The correct order for the three test circles is to draw the red circle first, followed by the green then blue.

Two possible incorrect orders are blue, then green, then red

or green, then red, then blue.

You need to find a way to properly implement drawCircs. Implement your code in drawCircs, keeping drawCircsWrong unmodified. To test your solution, don't forget to change the call in update in circRenderer.cu to call your drawCircs kernel.

Once you think you have the drawing correct, implement the updating of your scene by writing one more kernel moveCircs. Note that this kernel does not draw anything, but it simply updates the position of each circle to be the previous position plus the current velocity. Once the positions have been modified, the next call to drawCircs will draw the circles in their new location. If a circle moves completely off one edge of the screen, have it wrap around to the other side as demonstrated in lab.

Adjust numFrames in viewer.cpp to test your animation.
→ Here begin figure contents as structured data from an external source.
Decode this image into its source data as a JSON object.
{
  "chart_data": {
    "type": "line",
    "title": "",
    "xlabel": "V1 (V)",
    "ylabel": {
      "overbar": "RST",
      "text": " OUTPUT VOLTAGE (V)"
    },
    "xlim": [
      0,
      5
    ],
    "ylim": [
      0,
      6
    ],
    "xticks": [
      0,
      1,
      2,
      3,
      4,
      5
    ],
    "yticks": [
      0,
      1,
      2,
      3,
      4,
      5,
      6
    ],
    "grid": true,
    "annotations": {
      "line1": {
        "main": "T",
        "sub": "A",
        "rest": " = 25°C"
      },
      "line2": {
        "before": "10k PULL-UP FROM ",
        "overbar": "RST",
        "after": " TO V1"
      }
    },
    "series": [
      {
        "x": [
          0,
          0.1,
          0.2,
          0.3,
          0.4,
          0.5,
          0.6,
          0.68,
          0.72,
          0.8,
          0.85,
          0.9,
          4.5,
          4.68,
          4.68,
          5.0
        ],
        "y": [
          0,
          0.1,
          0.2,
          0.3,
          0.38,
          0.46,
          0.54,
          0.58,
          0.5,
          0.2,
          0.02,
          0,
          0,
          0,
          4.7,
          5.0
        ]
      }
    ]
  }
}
Set numFrames=-1 to let it loop until you quit.

Readme
Complete the concept questions and lab survey prior to submitting. As both the QtVis library and the Circle Renderer are new assignments, I'd appreciate any feedback if there are aspects that are unclear or could be improved.
Submit
You should regularly commit your changes to the lab07 repo and occasionally push changes to the github remote. Note you must push to your remote to share updates with your partner. Ideally you should commit changes at the end of every session of working on the project. You will be graded on work that appears in your github repo by the project deadline.